Fargo police investigated a Nov. 5, 2017, disturbance call in which a woman who is not Avery alleged Broad attempted to kill her while she slept, according to the prosecution's filing. He allegedly climbed on top of her and tried to suffocate her by covering her mouth with his gloved hands.

The case is pending prosecution with the Fargo City Attorney's Office, city police spokeswoman Jessica Schindeldecker said. A search of the North Dakota Court System database didn't show any charges connected to the incident.

City Attorney Erick Johnson did not return a message left by The Forum.

Police in Moorhead were alerted to a report claiming Broad threatened another woman and burned her property on Dec. 18. A misdemeanor charge of damage to property was filed against Broad Jan. 3 in Clay County District Court.

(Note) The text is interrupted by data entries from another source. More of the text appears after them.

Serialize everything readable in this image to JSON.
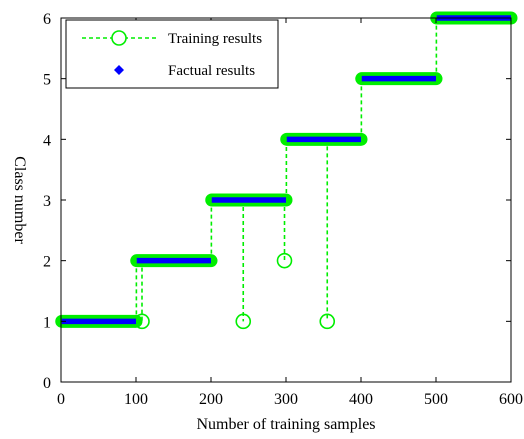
{
  "chart_data": {
    "type": "line",
    "title": "",
    "xlabel": "Number of training samples",
    "ylabel": "Class number",
    "xlim": [
      0,
      600
    ],
    "ylim": [
      0,
      6
    ],
    "xticks": [
      0,
      100,
      200,
      300,
      400,
      500,
      600
    ],
    "yticks": [
      0,
      1,
      2,
      3,
      4,
      5,
      6
    ],
    "grid": false,
    "legend_position": "top-left",
    "series": [
      {
        "name": "Training results",
        "style": "dashed line with circle markers",
        "color": "#00ee00",
        "steps": [
          {
            "x_start": 1,
            "x_end": 100,
            "y": 1
          },
          {
            "x_start": 101,
            "x_end": 200,
            "y": 2
          },
          {
            "x_start": 201,
            "x_end": 300,
            "y": 3
          },
          {
            "x_start": 301,
            "x_end": 400,
            "y": 4
          },
          {
            "x_start": 401,
            "x_end": 500,
            "y": 5
          },
          {
            "x_start": 501,
            "x_end": 600,
            "y": 6
          }
        ],
        "errors": [
          {
            "x": 108,
            "y": 1
          },
          {
            "x": 243,
            "y": 1
          },
          {
            "x": 298,
            "y": 2
          },
          {
            "x": 355,
            "y": 1
          }
        ]
      },
      {
        "name": "Factual results",
        "style": "diamond markers",
        "color": "#0000ff",
        "steps": [
          {
            "x_start": 1,
            "x_end": 100,
            "y": 1
          },
          {
            "x_start": 101,
            "x_end": 200,
            "y": 2
          },
          {
            "x_start": 201,
            "x_end": 300,
            "y": 3
          },
          {
            "x_start": 301,
            "x_end": 400,
            "y": 4
          },
          {
            "x_start": 401,
            "x_end": 500,
            "y": 5
          },
          {
            "x_start": 501,
            "x_end": 600,
            "y": 6
          }
        ]
      }
    ]
  }
}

Ethan Martin Broad, 27, is accused of dismembering the body of 19-year-old Dystynee Avery in his garage at 1310 28th Ave. S. in Moorhead before putting her remains in nearby dumpsters. Alyssa Goelzer / The Forum
Ethan Martin Broad, 27, is accused of dismembering the body of 19-year-old Dystynee Avery in his garage at 1310 28th Ave. S. in Moorhead before putting her remains in nearby dumpsters. Alyssa Goelzer / The Forum

Even if there were no charges, Minnesota courts can allow evidence of prior crimes and bad acts if prosecutors can use the information to show there was a motive, intent, opportunity, plan or knowledge in committing a crime, Melton said. It also can show there was an absence of mistake, he said.

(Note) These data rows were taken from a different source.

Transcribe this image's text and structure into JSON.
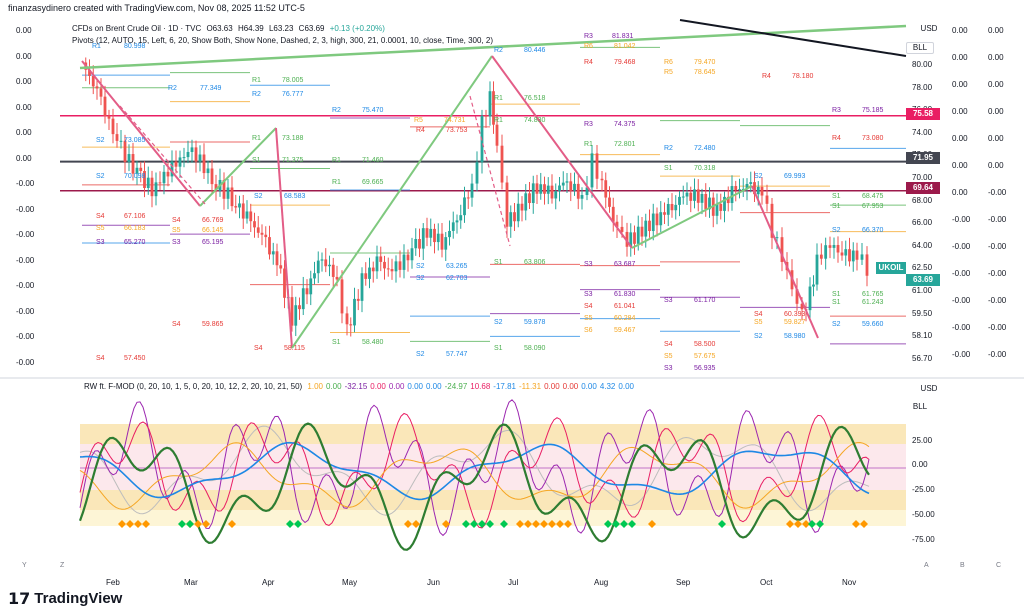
{
  "header": {
    "caption": "finanzasydinero created with TradingView.com, Nov 08, 2025 11:52 UTC-5"
  },
  "legend": {
    "symbol": "CFDs on Brent Crude Oil · 1D · TVC",
    "open": "O63.63",
    "high": "H64.39",
    "low": "L63.23",
    "close": "C63.69",
    "change": "+0.13 (+0.20%)",
    "pivots": "Pivots (12, AUTO, 15, Left, 6, 20, Show Both, Show None, Dashed, 2, 3, high, 300, 21, 0.0001, 10, close, Time, 300, 2)",
    "osc_name": "RW ft. F-MOD (0, 20, 10, 1, 5, 0, 20, 10, 12, 2, 20, 10, 21, 50)",
    "osc_values": [
      {
        "v": "1.00",
        "c": "#f5a623"
      },
      {
        "v": "0.00",
        "c": "#4caf50"
      },
      {
        "v": "-32.15",
        "c": "#7b1fa2"
      },
      {
        "v": "0.00",
        "c": "#e91e63"
      },
      {
        "v": "0.00",
        "c": "#9c27b0"
      },
      {
        "v": "0.00",
        "c": "#1e88e5"
      },
      {
        "v": "0.00",
        "c": "#1e88e5"
      },
      {
        "v": "-24.97",
        "c": "#4caf50"
      },
      {
        "v": "10.68",
        "c": "#e91e63"
      },
      {
        "v": "-17.81",
        "c": "#1e88e5"
      },
      {
        "v": "-11.31",
        "c": "#f5a623"
      },
      {
        "v": "0.00",
        "c": "#e53935"
      },
      {
        "v": "0.00",
        "c": "#e53935"
      },
      {
        "v": "0.00",
        "c": "#1e88e5"
      },
      {
        "v": "4.32",
        "c": "#1e88e5"
      },
      {
        "v": "0.00",
        "c": "#1e88e5"
      }
    ]
  },
  "price_axis": {
    "currency": "USD",
    "unit": "BLL",
    "ticks": [
      "80.00",
      "78.00",
      "76.00",
      "74.00",
      "72.00",
      "70.00",
      "68.00",
      "66.00",
      "64.00",
      "62.50",
      "61.00",
      "59.50",
      "58.10",
      "56.70"
    ],
    "tags": [
      {
        "label": "75.58",
        "color": "#e91e63"
      },
      {
        "label": "71.95",
        "color": "#434651"
      },
      {
        "label": "69.64",
        "color": "#9c1a4b"
      },
      {
        "label": "UKOIL",
        "color": "#26a69a"
      },
      {
        "label": "63.69",
        "color": "#26a69a"
      }
    ]
  },
  "osc_axis": {
    "currency": "USD",
    "unit": "BLL",
    "ticks": [
      "25.00",
      "0.00",
      "-25.00",
      "-50.00",
      "-75.00"
    ]
  },
  "left_levels": [
    "0.00",
    "0.00",
    "0.00",
    "0.00",
    "0.00",
    "0.00",
    "-0.00",
    "-0.00",
    "-0.00",
    "-0.00",
    "-0.00",
    "-0.00",
    "-0.00",
    "-0.00"
  ],
  "right_levels_a": [
    "0.00",
    "0.00",
    "0.00",
    "0.00",
    "0.00",
    "0.00",
    "0.00",
    "-0.00",
    "-0.00",
    "-0.00",
    "-0.00",
    "-0.00",
    "-0.00"
  ],
  "right_levels_b": [
    "0.00",
    "0.00",
    "0.00",
    "0.00",
    "0.00",
    "0.00",
    "-0.00",
    "-0.00",
    "-0.00",
    "-0.00",
    "-0.00",
    "-0.00",
    "-0.00"
  ],
  "time_axis": [
    "Feb",
    "Mar",
    "Apr",
    "May",
    "Jun",
    "Jul",
    "Aug",
    "Sep",
    "Oct",
    "Nov"
  ],
  "corner_letters": [
    "Y",
    "Z",
    "A",
    "B",
    "C"
  ],
  "pivot_labels": [
    {
      "t": "R1",
      "c": "#1e88e5"
    },
    {
      "t": "80.998",
      "c": "#1e88e5"
    },
    {
      "t": "R2",
      "c": "#1e88e5"
    },
    {
      "t": "80.446",
      "c": "#1e88e5"
    },
    {
      "t": "R3",
      "c": "#7b1fa2"
    },
    {
      "t": "81.831",
      "c": "#7b1fa2"
    },
    {
      "t": "R6",
      "c": "#f5a623"
    },
    {
      "t": "81.042",
      "c": "#f5a623"
    },
    {
      "t": "R4",
      "c": "#e53935"
    },
    {
      "t": "79.468",
      "c": "#e53935"
    },
    {
      "t": "R6",
      "c": "#f5a623"
    },
    {
      "t": "79.470",
      "c": "#f5a623"
    },
    {
      "t": "R5",
      "c": "#f5a623"
    },
    {
      "t": "78.645",
      "c": "#f5a623"
    },
    {
      "t": "R4",
      "c": "#e53935"
    },
    {
      "t": "78.180",
      "c": "#e53935"
    },
    {
      "t": "R1",
      "c": "#4caf50"
    },
    {
      "t": "78.005",
      "c": "#4caf50"
    },
    {
      "t": "R2",
      "c": "#1e88e5"
    },
    {
      "t": "77.349",
      "c": "#1e88e5"
    },
    {
      "t": "R2",
      "c": "#1e88e5"
    },
    {
      "t": "76.777",
      "c": "#1e88e5"
    },
    {
      "t": "R1",
      "c": "#4caf50"
    },
    {
      "t": "76.518",
      "c": "#4caf50"
    },
    {
      "t": "R2",
      "c": "#1e88e5"
    },
    {
      "t": "75.470",
      "c": "#1e88e5"
    },
    {
      "t": "R3",
      "c": "#7b1fa2"
    },
    {
      "t": "75.185",
      "c": "#7b1fa2"
    },
    {
      "t": "R1",
      "c": "#4caf50"
    },
    {
      "t": "74.830",
      "c": "#4caf50"
    },
    {
      "t": "R5",
      "c": "#f5a623"
    },
    {
      "t": "74.731",
      "c": "#f5a623"
    },
    {
      "t": "R3",
      "c": "#7b1fa2"
    },
    {
      "t": "74.375",
      "c": "#7b1fa2"
    },
    {
      "t": "R4",
      "c": "#e53935"
    },
    {
      "t": "73.753",
      "c": "#e53935"
    },
    {
      "t": "R1",
      "c": "#4caf50"
    },
    {
      "t": "73.188",
      "c": "#4caf50"
    },
    {
      "t": "S2",
      "c": "#1e88e5"
    },
    {
      "t": "73.085",
      "c": "#1e88e5"
    },
    {
      "t": "R4",
      "c": "#e53935"
    },
    {
      "t": "73.080",
      "c": "#e53935"
    },
    {
      "t": "R1",
      "c": "#4caf50"
    },
    {
      "t": "72.801",
      "c": "#4caf50"
    },
    {
      "t": "R2",
      "c": "#1e88e5"
    },
    {
      "t": "72.480",
      "c": "#1e88e5"
    },
    {
      "t": "S1",
      "c": "#4caf50"
    },
    {
      "t": "71.375",
      "c": "#4caf50"
    },
    {
      "t": "R1",
      "c": "#4caf50"
    },
    {
      "t": "71.460",
      "c": "#4caf50"
    },
    {
      "t": "S1",
      "c": "#4caf50"
    },
    {
      "t": "70.318",
      "c": "#4caf50"
    },
    {
      "t": "S2",
      "c": "#1e88e5"
    },
    {
      "t": "70.098",
      "c": "#1e88e5"
    },
    {
      "t": "R1",
      "c": "#4caf50"
    },
    {
      "t": "69.665",
      "c": "#4caf50"
    },
    {
      "t": "S2",
      "c": "#1e88e5"
    },
    {
      "t": "69.993",
      "c": "#1e88e5"
    },
    {
      "t": "S2",
      "c": "#1e88e5"
    },
    {
      "t": "68.583",
      "c": "#1e88e5"
    },
    {
      "t": "S1",
      "c": "#4caf50"
    },
    {
      "t": "68.475",
      "c": "#4caf50"
    },
    {
      "t": "S1",
      "c": "#4caf50"
    },
    {
      "t": "67.953",
      "c": "#4caf50"
    },
    {
      "t": "S4",
      "c": "#e53935"
    },
    {
      "t": "67.106",
      "c": "#e53935"
    },
    {
      "t": "S4",
      "c": "#e53935"
    },
    {
      "t": "66.769",
      "c": "#e53935"
    },
    {
      "t": "S2",
      "c": "#1e88e5"
    },
    {
      "t": "66.370",
      "c": "#1e88e5"
    },
    {
      "t": "S5",
      "c": "#f5a623"
    },
    {
      "t": "66.183",
      "c": "#f5a623"
    },
    {
      "t": "S5",
      "c": "#f5a623"
    },
    {
      "t": "66.145",
      "c": "#f5a623"
    },
    {
      "t": "S3",
      "c": "#7b1fa2"
    },
    {
      "t": "65.270",
      "c": "#7b1fa2"
    },
    {
      "t": "S3",
      "c": "#7b1fa2"
    },
    {
      "t": "65.195",
      "c": "#7b1fa2"
    },
    {
      "t": "S1",
      "c": "#4caf50"
    },
    {
      "t": "63.806",
      "c": "#4caf50"
    },
    {
      "t": "S3",
      "c": "#7b1fa2"
    },
    {
      "t": "63.687",
      "c": "#7b1fa2"
    },
    {
      "t": "S2",
      "c": "#1e88e5"
    },
    {
      "t": "63.265",
      "c": "#1e88e5"
    },
    {
      "t": "S2",
      "c": "#1e88e5"
    },
    {
      "t": "62.703",
      "c": "#1e88e5"
    },
    {
      "t": "S3",
      "c": "#7b1fa2"
    },
    {
      "t": "61.830",
      "c": "#7b1fa2"
    },
    {
      "t": "S1",
      "c": "#4caf50"
    },
    {
      "t": "61.765",
      "c": "#4caf50"
    },
    {
      "t": "S3",
      "c": "#7b1fa2"
    },
    {
      "t": "61.170",
      "c": "#7b1fa2"
    },
    {
      "t": "S1",
      "c": "#4caf50"
    },
    {
      "t": "61.243",
      "c": "#4caf50"
    },
    {
      "t": "S4",
      "c": "#e53935"
    },
    {
      "t": "61.041",
      "c": "#e53935"
    },
    {
      "t": "S4",
      "c": "#e53935"
    },
    {
      "t": "60.393",
      "c": "#e53935"
    },
    {
      "t": "S5",
      "c": "#f5a623"
    },
    {
      "t": "60.284",
      "c": "#f5a623"
    },
    {
      "t": "S4",
      "c": "#e53935"
    },
    {
      "t": "59.865",
      "c": "#e53935"
    },
    {
      "t": "S2",
      "c": "#1e88e5"
    },
    {
      "t": "59.878",
      "c": "#1e88e5"
    },
    {
      "t": "S5",
      "c": "#f5a623"
    },
    {
      "t": "59.827",
      "c": "#f5a623"
    },
    {
      "t": "S2",
      "c": "#1e88e5"
    },
    {
      "t": "59.660",
      "c": "#1e88e5"
    },
    {
      "t": "S6",
      "c": "#f5a623"
    },
    {
      "t": "59.467",
      "c": "#f5a623"
    },
    {
      "t": "S1",
      "c": "#4caf50"
    },
    {
      "t": "58.480",
      "c": "#4caf50"
    },
    {
      "t": "S4",
      "c": "#e53935"
    },
    {
      "t": "58.500",
      "c": "#e53935"
    },
    {
      "t": "S4",
      "c": "#e53935"
    },
    {
      "t": "58.115",
      "c": "#e53935"
    },
    {
      "t": "S1",
      "c": "#4caf50"
    },
    {
      "t": "58.090",
      "c": "#4caf50"
    },
    {
      "t": "S2",
      "c": "#1e88e5"
    },
    {
      "t": "57.747",
      "c": "#1e88e5"
    },
    {
      "t": "S5",
      "c": "#f5a623"
    },
    {
      "t": "57.675",
      "c": "#f5a623"
    },
    {
      "t": "S4",
      "c": "#e53935"
    },
    {
      "t": "57.450",
      "c": "#e53935"
    },
    {
      "t": "S3",
      "c": "#7b1fa2"
    },
    {
      "t": "56.935",
      "c": "#7b1fa2"
    },
    {
      "t": "S2",
      "c": "#1e88e5"
    },
    {
      "t": "58.980",
      "c": "#1e88e5"
    }
  ],
  "colors": {
    "up": "#26a69a",
    "down": "#ef5350",
    "trend_up": "#7fc97f",
    "trend_down": "#e35d87",
    "band_ob": "#f7d58a",
    "band_os": "#f7d58a",
    "band_mid": "#fde7ea"
  }
}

Prosecutors cannot use that evidence to prove Broad committed murder, he noted.

Defense attorney Kenneth Kludt said Friday he plans to object to the motion.

"There is nothing to indicate that he (Broad) was in fact involved in prior instances of this nature," Kludt said, noting the lack of charges or investigation for most of the instances laid out in the state's motion. "We feel that would be wholly inappropriate to allow that into evidence."